Another bug (?) I found when working on my Data Encryption Standard kernel.
narrowed problem:
[codebox]#define type uint64_t
#define E(in0) (((in0<<11)&0xfc0000000)|((in0<<3)&0xfc0)|((in0<<7)&0xfc0000)|((in0<<9)&0x3f000000)|((in0<<47)&0x800000000000)|((in0>>31)&0x1)|((in0<<15)&0x7c0000000000)|((in0<<1)&0x3e)|((in0<<13)&0x3f000000000)|((in0<<5)&0x3f000))
device constant type const_data[128];
global void PERM(type* Result){
for(int i=0;i<8;i++){
Result[i]=E(const_data[i]);
}
}[/codebox]
compiles to: Used 12 registers, 8+16 bytes smem, 1024 bytes cmem[0], 8 bytes cmem[1]
and decuda shows the loop is not unrolled.
But when changed to:
[codebox]global void PERM(type* Result){
type tmp0,tmp1;
for(int i=0;i<8;i++){
tmp0=const_data[i];tmp1=E(tmp0);Result[i]=tmp1;
}
}[/codebox]
it compiles to: Used 60 registers, 8+16 bytes smem, 1024 bytes cmem[0], 4 bytes cmem[1]

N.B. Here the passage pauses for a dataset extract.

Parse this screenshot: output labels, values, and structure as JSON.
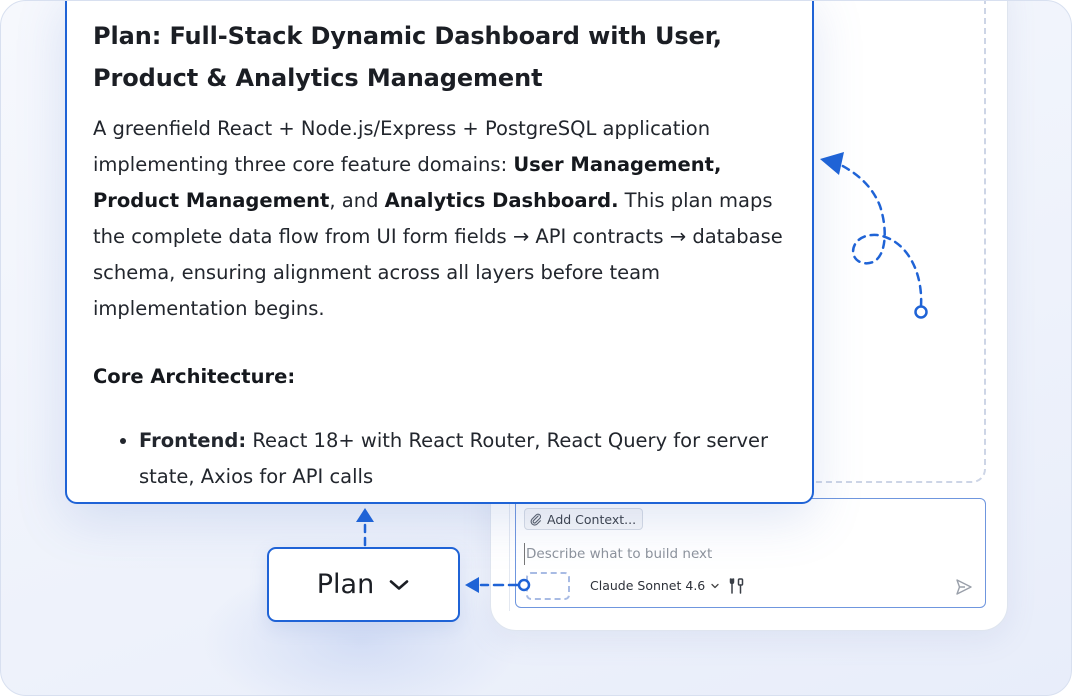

and decuda shows the loop is unrolled (alot of code, and not a single branch instruction). The second snippet compiles to exacly same decuda code as the first one with “#pragma unroll 8” before the loop.
Also “#pragma unroll 0” doesn’t work, which makes the bug nasty.